Quotes about Expression
If you are a writer, or want to be a writer, this is how you spend your days—listening, observing, storing things away, making your isolation pay off. You take home all you've taken in, all that you've overheard, and you turn it into gold.
— Anne Lamott
Tidiness makes me think of held breath, of suspended animation, while writing needs to breathe and move.
— Anne Lamott
I'm not suggesting that you want to be an author who tells a story in order to teach a moral or deliver a message. If you have a message, as Samuel Goldwyn said, send a telegram.
— Anne Lamott
You wouldn't be a writer if reading hadn't enriched your soul more than other pursuits.
— Anne Lamott
A writer paradoxically seeks the truth and tells lies every step of the way. It's a lie if you make something up. But you make it up in the name of the truth, and then you give your heart to expressing it clearly.
— Anne Lamott
Writing can give you what having a baby can give you: it can get you to start paying attention, can help you soften, can wake you up. But publishing won't do any of those things; you'll never get in that way.
— Anne Lamott
I honestly think in order to be a writer, you have to learn to be reverent. If not, why are you writing?
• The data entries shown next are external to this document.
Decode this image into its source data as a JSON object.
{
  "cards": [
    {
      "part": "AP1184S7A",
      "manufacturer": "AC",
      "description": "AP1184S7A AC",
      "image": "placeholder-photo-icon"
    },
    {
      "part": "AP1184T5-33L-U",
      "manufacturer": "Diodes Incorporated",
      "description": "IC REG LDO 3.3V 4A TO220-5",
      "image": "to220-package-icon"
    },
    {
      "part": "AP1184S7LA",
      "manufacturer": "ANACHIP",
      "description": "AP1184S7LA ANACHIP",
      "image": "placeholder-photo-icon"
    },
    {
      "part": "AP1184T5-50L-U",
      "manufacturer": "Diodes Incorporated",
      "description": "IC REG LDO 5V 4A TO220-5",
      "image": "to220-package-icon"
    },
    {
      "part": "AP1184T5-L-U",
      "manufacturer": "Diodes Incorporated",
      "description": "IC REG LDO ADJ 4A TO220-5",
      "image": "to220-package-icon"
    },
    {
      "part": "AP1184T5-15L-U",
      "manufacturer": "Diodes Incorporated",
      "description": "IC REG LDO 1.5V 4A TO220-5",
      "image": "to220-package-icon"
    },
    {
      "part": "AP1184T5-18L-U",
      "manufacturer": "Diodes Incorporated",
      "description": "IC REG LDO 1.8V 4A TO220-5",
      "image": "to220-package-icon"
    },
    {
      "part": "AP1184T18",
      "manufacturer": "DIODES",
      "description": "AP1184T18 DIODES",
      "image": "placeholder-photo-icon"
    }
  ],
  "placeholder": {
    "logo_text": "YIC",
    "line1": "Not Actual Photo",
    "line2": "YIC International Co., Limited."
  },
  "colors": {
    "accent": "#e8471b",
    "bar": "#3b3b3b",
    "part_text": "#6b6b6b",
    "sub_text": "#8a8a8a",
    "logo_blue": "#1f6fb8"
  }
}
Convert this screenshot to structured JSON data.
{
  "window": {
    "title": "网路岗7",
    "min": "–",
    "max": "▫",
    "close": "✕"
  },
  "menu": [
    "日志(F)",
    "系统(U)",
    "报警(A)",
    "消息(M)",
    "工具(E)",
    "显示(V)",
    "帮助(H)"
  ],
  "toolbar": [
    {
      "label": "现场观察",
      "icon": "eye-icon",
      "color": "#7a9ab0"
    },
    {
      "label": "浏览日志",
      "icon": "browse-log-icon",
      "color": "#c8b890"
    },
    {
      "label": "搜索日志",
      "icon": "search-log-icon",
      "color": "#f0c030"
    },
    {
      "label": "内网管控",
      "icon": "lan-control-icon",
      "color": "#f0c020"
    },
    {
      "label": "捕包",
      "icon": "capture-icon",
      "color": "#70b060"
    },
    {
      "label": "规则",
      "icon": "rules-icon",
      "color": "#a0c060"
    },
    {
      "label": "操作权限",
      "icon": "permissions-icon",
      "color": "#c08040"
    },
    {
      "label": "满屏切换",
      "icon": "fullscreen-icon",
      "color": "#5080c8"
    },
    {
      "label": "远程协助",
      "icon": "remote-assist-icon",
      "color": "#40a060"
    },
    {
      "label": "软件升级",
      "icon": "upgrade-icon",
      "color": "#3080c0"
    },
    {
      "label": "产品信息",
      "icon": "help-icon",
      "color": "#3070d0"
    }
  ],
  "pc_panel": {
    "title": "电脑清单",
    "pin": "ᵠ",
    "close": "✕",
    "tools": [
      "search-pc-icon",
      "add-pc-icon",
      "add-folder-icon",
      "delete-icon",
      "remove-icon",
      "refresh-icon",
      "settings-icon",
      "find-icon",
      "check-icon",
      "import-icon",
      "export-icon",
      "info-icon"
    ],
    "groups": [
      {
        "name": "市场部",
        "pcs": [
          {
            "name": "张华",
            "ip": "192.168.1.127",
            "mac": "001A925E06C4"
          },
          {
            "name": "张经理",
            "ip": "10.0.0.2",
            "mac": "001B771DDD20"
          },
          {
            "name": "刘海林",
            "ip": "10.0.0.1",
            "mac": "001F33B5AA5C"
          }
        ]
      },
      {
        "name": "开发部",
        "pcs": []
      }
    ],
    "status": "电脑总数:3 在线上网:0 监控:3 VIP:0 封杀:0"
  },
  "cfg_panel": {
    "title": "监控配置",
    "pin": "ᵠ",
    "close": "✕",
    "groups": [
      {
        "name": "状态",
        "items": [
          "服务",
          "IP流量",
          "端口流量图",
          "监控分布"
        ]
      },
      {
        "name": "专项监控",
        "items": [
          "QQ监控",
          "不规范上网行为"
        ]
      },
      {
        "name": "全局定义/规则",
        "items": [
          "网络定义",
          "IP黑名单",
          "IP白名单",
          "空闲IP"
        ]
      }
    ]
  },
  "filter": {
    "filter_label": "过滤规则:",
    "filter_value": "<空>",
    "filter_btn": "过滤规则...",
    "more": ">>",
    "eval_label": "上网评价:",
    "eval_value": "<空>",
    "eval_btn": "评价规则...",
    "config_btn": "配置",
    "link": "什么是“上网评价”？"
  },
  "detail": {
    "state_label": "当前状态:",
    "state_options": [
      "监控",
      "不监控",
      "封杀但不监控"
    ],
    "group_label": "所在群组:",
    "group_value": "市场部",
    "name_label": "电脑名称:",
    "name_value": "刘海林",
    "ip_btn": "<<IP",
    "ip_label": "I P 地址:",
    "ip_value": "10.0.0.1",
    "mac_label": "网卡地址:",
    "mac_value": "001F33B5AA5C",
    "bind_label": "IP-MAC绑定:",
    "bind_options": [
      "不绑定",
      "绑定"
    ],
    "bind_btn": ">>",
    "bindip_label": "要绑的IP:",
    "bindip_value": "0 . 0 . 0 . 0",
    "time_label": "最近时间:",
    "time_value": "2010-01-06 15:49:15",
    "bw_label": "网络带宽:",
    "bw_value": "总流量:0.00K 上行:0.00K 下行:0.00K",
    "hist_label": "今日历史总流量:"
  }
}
Why are you here?
— Anne Lamott
I did the only thing I know to do. I said it. I told the truth...90% of the time this is the solution. Tell it. Cry if you can. If you can't, sit in a dejected posture hunched over and stay with this a while. It will shift and become less acute.
— Anne Lamott
Publication is not all that it is cracked up to be. But writing is. Writing has so much to give, so much to teach, so many surprises. That thing you had to force yourself to do—the actual act of writing—turns out to be the best part. It's like discovering that while you thought you needed the tea ceremony for the caffeine, what you really needed was the tea ceremony. The act of writing turns out to be its own reward.
— Anne Lamott
Writing is about filling up, filling up when you are empty, letting images and ideas and smells run down like water - just as writing is also about dealing with the emptiness.
— Anne Lamott
You need to trust yourself, especially on a first draft, where amid the anxiety and self-doubt, there should be a real sense of your imagination and your memories walking and woolgathering, tramping the hills, romping all over the place. Trust them. Don't look at your feet to see if you are doing it right. Just dance.
— Anne Lamott
So I'd start writing without reining myself in. It was almost just typing, just making my fingers move. And the writing would be terrible.